有一次,父亲要出发去打仗了。他拉了我俩的小手问道:“孩子,爸爸要打仗去了,回来给你们带些什么玩意儿呢?”哥哥偏着头想了想,拍着手跳起来说:“我要大兵,我要丘八老爷。”我却很不高兴地摇摇头说:“我才不要,他们是要杀人的。”父亲摸摸我的头笑了。可是当他回来时,果然带了一百名“大兵”。他们一个个都雄赳赳的,穿着军装、背着长枪。幸好他们都是烂泥做的,只有一寸长短,或立或卧,或跑或俯,煞是好玩。父亲分给我们每人五十名。这玩意儿多么新鲜!我们就天天“临阵作战”。只因过于认真,双方的部队都有损伤。一两个星期以后,他们都折了臂、断了腿,残废得不堪再作战了,我们就把他们收容在金盒子里长期休养。
我八岁的那一年,父亲退休了。他要带哥哥北上住些日子,叫母亲先带我南归故里。这突如其来的分别,带给我们兄妹十二分的不快。我们觉得难以割舍的还有那唯一的金盒子,与那整套的《封神榜》香烟片。它们究竟该托付给谁呢?两人经过一天的商议,还是哥哥慷慨地说:“金盒子还是交给你保管吧!我到北平以后,爸爸一定会给我买许多玩意儿的!”

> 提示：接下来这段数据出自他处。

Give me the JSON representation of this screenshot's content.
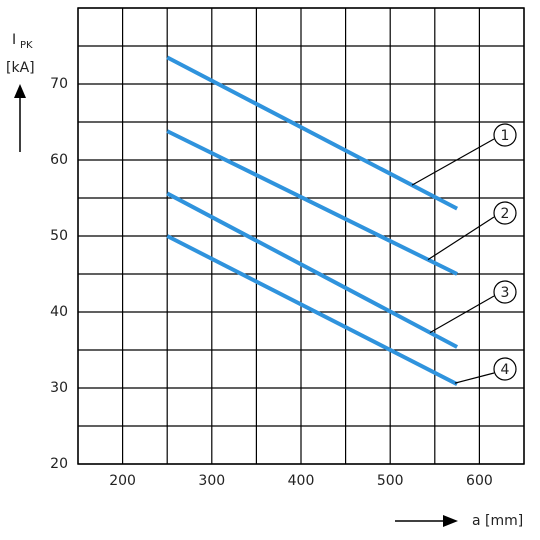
{
  "chart_data": {
    "type": "line",
    "y_label": "I",
    "y_label_sub": "PK",
    "y_unit": "[kA]",
    "x_label": "a [mm]",
    "x": [
      250,
      575
    ],
    "series": [
      {
        "name": "1",
        "color": "#2f93dd",
        "values": [
          73.5,
          53.6
        ]
      },
      {
        "name": "2",
        "color": "#2f93dd",
        "values": [
          63.8,
          45
        ]
      },
      {
        "name": "3",
        "color": "#2f93dd",
        "values": [
          55.6,
          35.4
        ]
      },
      {
        "name": "4",
        "color": "#2f93dd",
        "values": [
          50,
          30.5
        ]
      }
    ],
    "xlim": [
      150,
      650
    ],
    "ylim": [
      20,
      80
    ],
    "xticks": [
      200,
      300,
      400,
      500,
      600
    ],
    "yticks": [
      20,
      30,
      40,
      50,
      60,
      70
    ],
    "xgrid": [
      150,
      200,
      250,
      300,
      350,
      400,
      450,
      500,
      550,
      600,
      650
    ],
    "ygrid": [
      20,
      25,
      30,
      35,
      40,
      45,
      50,
      55,
      60,
      65,
      70,
      75,
      80
    ],
    "grid": true
  }
}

金盒子被我带回故乡。在故乡寂寞的岁月里,童稚的心已渐渐感到孤独。幸而我已经慢慢开始看得懂《封神榜》香烟片背后的故事说明了。我又用烂泥把那些伤兵一个个修补起来。我写信告诉哥哥说,金盒子是我寂寞时唯一的良伴,他的回信充满了同情与思念。他说:“明年春天回来时,我给你带许许多多好东西,使我们的金盒子更丰富起来。”

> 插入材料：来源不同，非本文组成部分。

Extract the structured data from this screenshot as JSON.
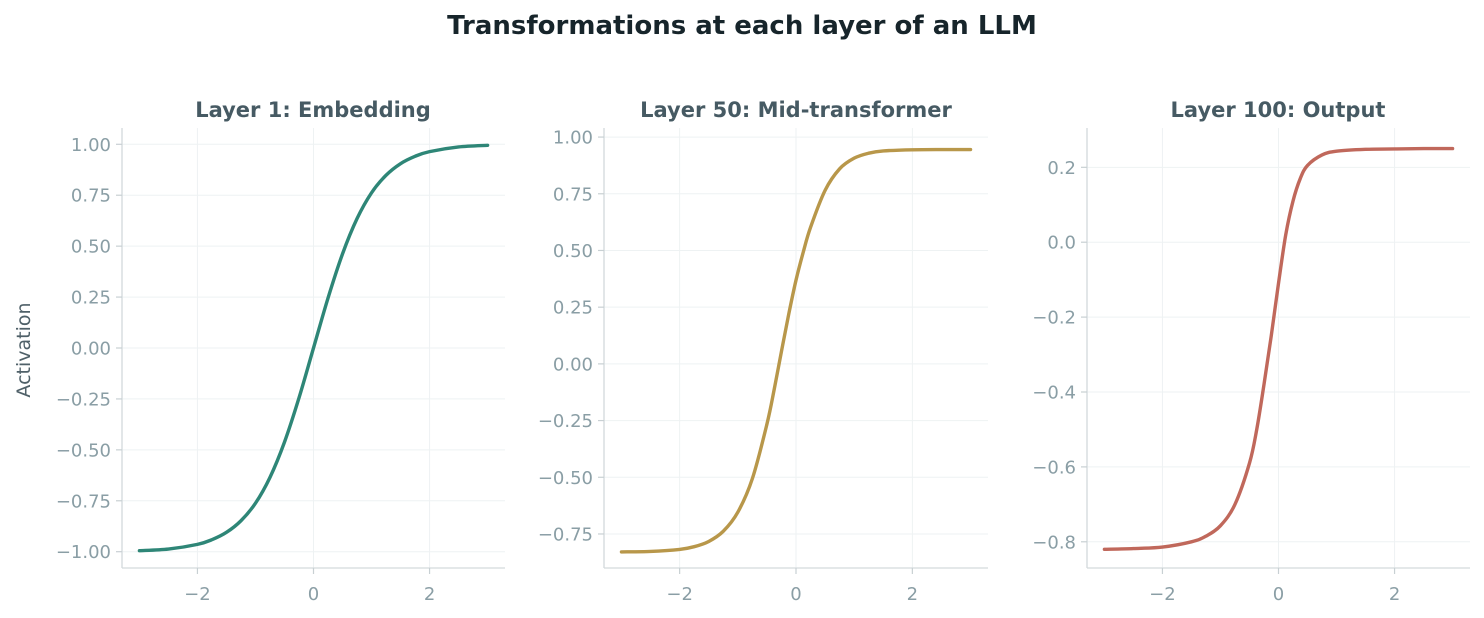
{
  "figure": {
    "title": "Transformations at each layer of an LLM"
  },
  "chart_data": [
    {
      "type": "line",
      "title": "Layer 1: Embedding",
      "xlabel": "",
      "ylabel": "Activation",
      "xlim": [
        -3.3,
        3.3
      ],
      "ylim": [
        -1.08,
        1.08
      ],
      "xticks": [
        -2,
        0,
        2
      ],
      "xtick_labels": [
        "−2",
        "0",
        "2"
      ],
      "yticks": [
        -1.0,
        -0.75,
        -0.5,
        -0.25,
        0.0,
        0.25,
        0.5,
        0.75,
        1.0
      ],
      "ytick_labels": [
        "−1.00",
        "−0.75",
        "−0.50",
        "−0.25",
        "0.00",
        "0.25",
        "0.50",
        "0.75",
        "1.00"
      ],
      "grid": true,
      "color": "#2e8677",
      "series": [
        {
          "x": [
            -3.0,
            -2.5,
            -2.0,
            -1.75,
            -1.5,
            -1.25,
            -1.0,
            -0.75,
            -0.5,
            -0.25,
            0.0,
            0.25,
            0.5,
            0.75,
            1.0,
            1.25,
            1.5,
            1.75,
            2.0,
            2.5,
            3.0
          ],
          "y": [
            -0.995,
            -0.987,
            -0.964,
            -0.941,
            -0.905,
            -0.848,
            -0.762,
            -0.635,
            -0.462,
            -0.245,
            0.0,
            0.245,
            0.462,
            0.635,
            0.762,
            0.848,
            0.905,
            0.941,
            0.964,
            0.987,
            0.995
          ]
        }
      ]
    },
    {
      "type": "line",
      "title": "Layer 50: Mid-transformer",
      "xlabel": "",
      "ylabel": "",
      "xlim": [
        -3.3,
        3.3
      ],
      "ylim": [
        -0.9,
        1.04
      ],
      "xticks": [
        -2,
        0,
        2
      ],
      "xtick_labels": [
        "−2",
        "0",
        "2"
      ],
      "yticks": [
        -0.75,
        -0.5,
        -0.25,
        0.0,
        0.25,
        0.5,
        0.75,
        1.0
      ],
      "ytick_labels": [
        "−0.75",
        "−0.50",
        "−0.25",
        "0.00",
        "0.25",
        "0.50",
        "0.75",
        "1.00"
      ],
      "grid": true,
      "color": "#b8974a",
      "series": [
        {
          "x": [
            -3.0,
            -2.5,
            -2.0,
            -1.75,
            -1.5,
            -1.25,
            -1.0,
            -0.75,
            -0.5,
            -0.375,
            -0.25,
            -0.125,
            0.0,
            0.125,
            0.25,
            0.5,
            0.75,
            1.0,
            1.25,
            1.5,
            2.0,
            2.5,
            3.0
          ],
          "y": [
            -0.829,
            -0.827,
            -0.818,
            -0.806,
            -0.783,
            -0.738,
            -0.654,
            -0.506,
            -0.266,
            -0.113,
            0.055,
            0.219,
            0.369,
            0.493,
            0.602,
            0.765,
            0.86,
            0.907,
            0.929,
            0.939,
            0.944,
            0.945,
            0.945
          ]
        }
      ]
    },
    {
      "type": "line",
      "title": "Layer 100: Output",
      "xlabel": "",
      "ylabel": "",
      "xlim": [
        -3.3,
        3.3
      ],
      "ylim": [
        -0.87,
        0.305
      ],
      "xticks": [
        -2,
        0,
        2
      ],
      "xtick_labels": [
        "−2",
        "0",
        "2"
      ],
      "yticks": [
        -0.8,
        -0.6,
        -0.4,
        -0.2,
        0.0,
        0.2
      ],
      "ytick_labels": [
        "−0.8",
        "−0.6",
        "−0.4",
        "−0.2",
        "0.0",
        "0.2"
      ],
      "grid": true,
      "color": "#c0685b",
      "series": [
        {
          "x": [
            -3.0,
            -2.5,
            -2.0,
            -1.5,
            -1.25,
            -1.0,
            -0.75,
            -0.5,
            -0.375,
            -0.25,
            -0.125,
            0.0,
            0.125,
            0.25,
            0.375,
            0.5,
            0.75,
            1.0,
            1.5,
            2.0,
            2.5,
            3.0
          ],
          "y": [
            -0.82,
            -0.818,
            -0.814,
            -0.8,
            -0.785,
            -0.757,
            -0.7,
            -0.59,
            -0.5,
            -0.38,
            -0.25,
            -0.11,
            0.02,
            0.11,
            0.17,
            0.205,
            0.233,
            0.243,
            0.248,
            0.249,
            0.25,
            0.25
          ]
        }
      ]
    }
  ]
}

第二年的春天到了,我天天在等待哥哥的归来。可是突然一个晴天霹雳似的电报告诉我们,哥哥竟在将要动身的前一个星期,患急性肾炎去世了。我已不记得当这噩耗传来的时候,我是怎样哭倒在母亲怀里,仰视泪痕斑斑的母亲。孩子的心已深深体会到人事的变幻无常。我除了恸哭,不知以什么话安慰母亲。

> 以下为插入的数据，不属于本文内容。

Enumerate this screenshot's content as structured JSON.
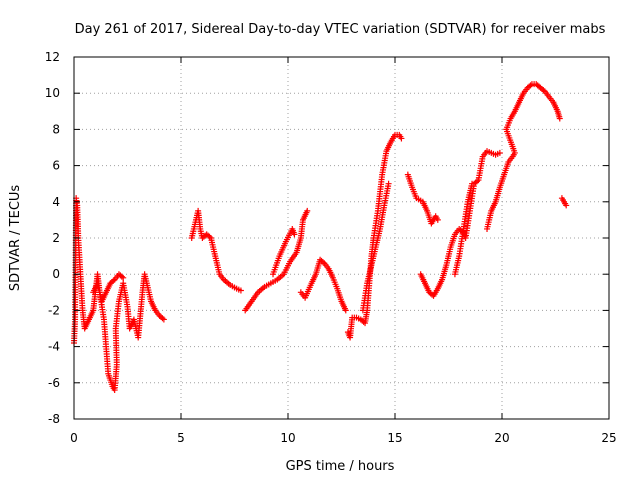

金盒子已不再是寂寞中的良伴,而是令人伤感的东西了。我纵有一千一万个美丽的金盒子,也抵不过一个亲爱的哥哥。我虽是个不满十岁的孩子,却懂得不在母亲面前提起哥哥,只自己暗中流泪。每当受了严师的责罚,或有时感到连母亲都不了解我时,我就独自躲在房间,闩上门,捧出金盒子,一边搬弄里面的玩物,一边流泪,觉得满心的忧伤委屈只有它们才真正能为我分担。
父亲安顿了哥哥的灵柩以后,带着一颗伤痛的心归来了。我默默地靠在父亲的膝前,他颤抖的手抚着我,早已泣不成声了。
三四天后,他才取出一个小纸包说:“这是你哥哥在病中,用包药粉的红纸做成的许多小信封,他一直放在口袋里,原本是他自己要带给你的。现在你拿去好好保存吧!”我接过来打开一看,原来是十枚红纸做的小信封,每一枚里面都装有信纸,信纸上都用铅笔画了“松柏常青”四个空心的篆字,其中有一封写给我的信:“妹妹,我病了不能回去,你快与妈妈来吧!我真寂寞,真想念妈妈与你啊!”那一晚我一直哭到深夜。第二天就小心翼翼地把小信封收藏在金盒子里,这是哥哥留给我唯一值得纪念的宝物了。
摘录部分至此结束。